At a meeting with Warden Johnson in 2012, also attended by a union representative, Flores was specifically asked why he searched each of the names he had searched on DELJIS. Following the meeting, Warden Johnson concluded that Flores grossly abused his DELJIS privileges and that it was evident that he attempted to deceive both the DELJIS and IA investigators. Moreover, the Warden pointed out that Hobbs had lodged an official external complaint alleging that Flores had improperly accessed DELJIS and used that information to threaten him, and the DELJIS summary log revealed that Flores did access Hobbs’s records at least 16 times.

In February 2012, Janet Durkee, DOC Director of Human Resources and Development, informed Flores that the DOC was considering dismissing him from employment based on the results of the investigation into his inappropriate and unauthorized use of DELJIS for non-work related purposes. He was informed of the conclusions that he accessed criminal history record information in DELJIS without business-related reasons, that he was dishonest with the DELJIS and IA investigators by misrepresenting his unauthorized searches as work-related, and that he performed non-work-related, unauthorized DELJIS searches while on State time.

Flores met with Commissioner Danberg on March 6, 2012, which meeting was also attended by Warden Johnson, Durkee, and union officials.
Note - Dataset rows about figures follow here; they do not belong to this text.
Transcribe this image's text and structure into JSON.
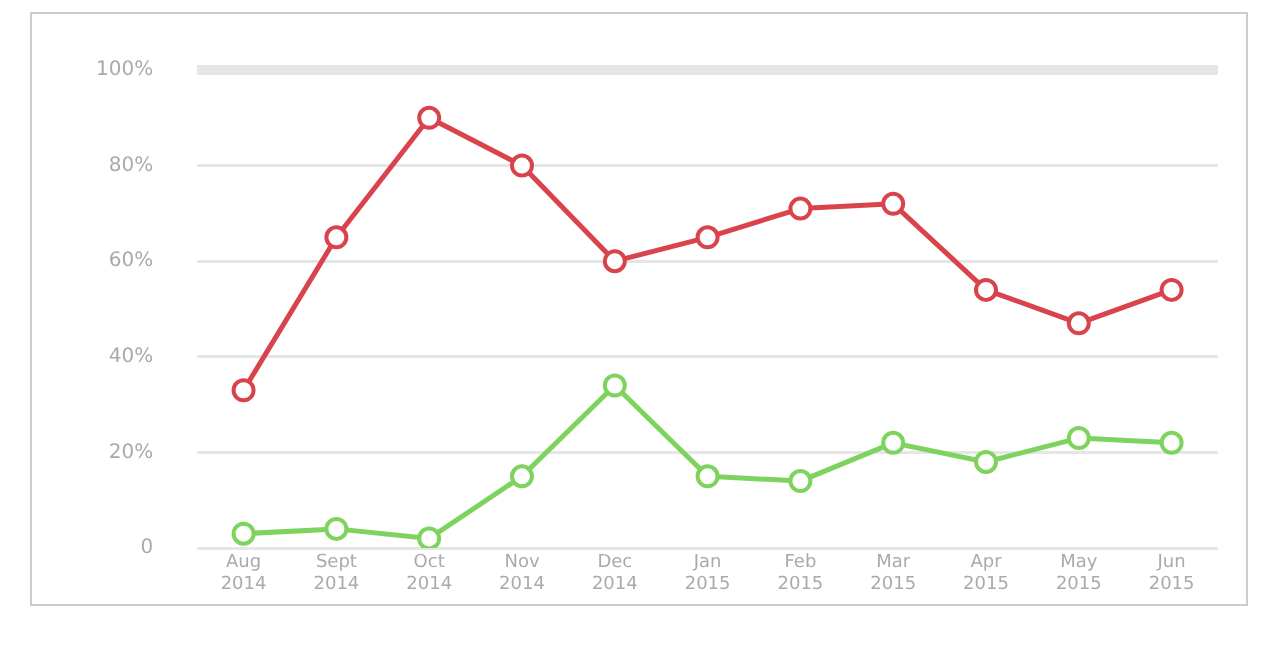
{
  "chart_data": {
    "type": "line",
    "categories": [
      "Aug\n2014",
      "Sept\n2014",
      "Oct\n2014",
      "Nov\n2014",
      "Dec\n2014",
      "Jan\n2015",
      "Feb\n2015",
      "Mar\n2015",
      "Apr\n2015",
      "May\n2015",
      "Jun\n2015"
    ],
    "series": [
      {
        "color": "#d9444c",
        "values": [
          33,
          65,
          90,
          80,
          60,
          65,
          71,
          72,
          54,
          47,
          54
        ]
      },
      {
        "color": "#7ed35e",
        "values": [
          3,
          4,
          2,
          15,
          34,
          15,
          14,
          22,
          18,
          23,
          22
        ]
      }
    ],
    "ylim": [
      0,
      100
    ],
    "yticks": [
      0,
      {
        "value": 20,
        "label": "20%"
      },
      {
        "value": 40,
        "label": "40%"
      },
      {
        "value": 60,
        "label": "60%"
      },
      {
        "value": 80,
        "label": "80%"
      },
      {
        "value": 100,
        "label": "100%"
      }
    ],
    "grid": "y",
    "legend": false,
    "marker": "circle",
    "line_style": "solid"
  }
}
In reaching his ultimate decision, the Commissioner considered three factors: (1) on numerous occasions Flores accessed the criminal history of Hobbs and his acquaintances; (2) the investigation revealed that Flores -accessed the criminal histories of children of DOC employees; and (3) Flores accessed the file of Dr. Earl Bradley and claimed that State Representative John Atkins contacted Flores and asked if Bradley was incarcerated at Sussex.

At the meeting, Flores argued that the DELJIS rules were not well understood, and were frequently violated. He also noted that concern for his daughter influenced him to run some of the searches. While the Commissioner found these arguments persuasive, he concluded that Flores was not being forthright during the investigation or during the meeting. For example, the Commissioner found that although Flores denied running the names of any of Hobbs’ associates, when Flores was confronted with the facts revealed by the summary log that he had searched the names of at least two people associated with Hobbs, Flores indicated that they must have had business with the DOC, which the investigation revealed untrue.

Flores also claimed to have searched the children of senior DOC employees at'those employees’ requests, but those employees had direct access to DELJIS, and they denied ever asking Flores to do such a search. Finally, the Commissioner personally spoke with Representative Atkins, and he denied calling and asking Flores for information regarding Mr. Bradley.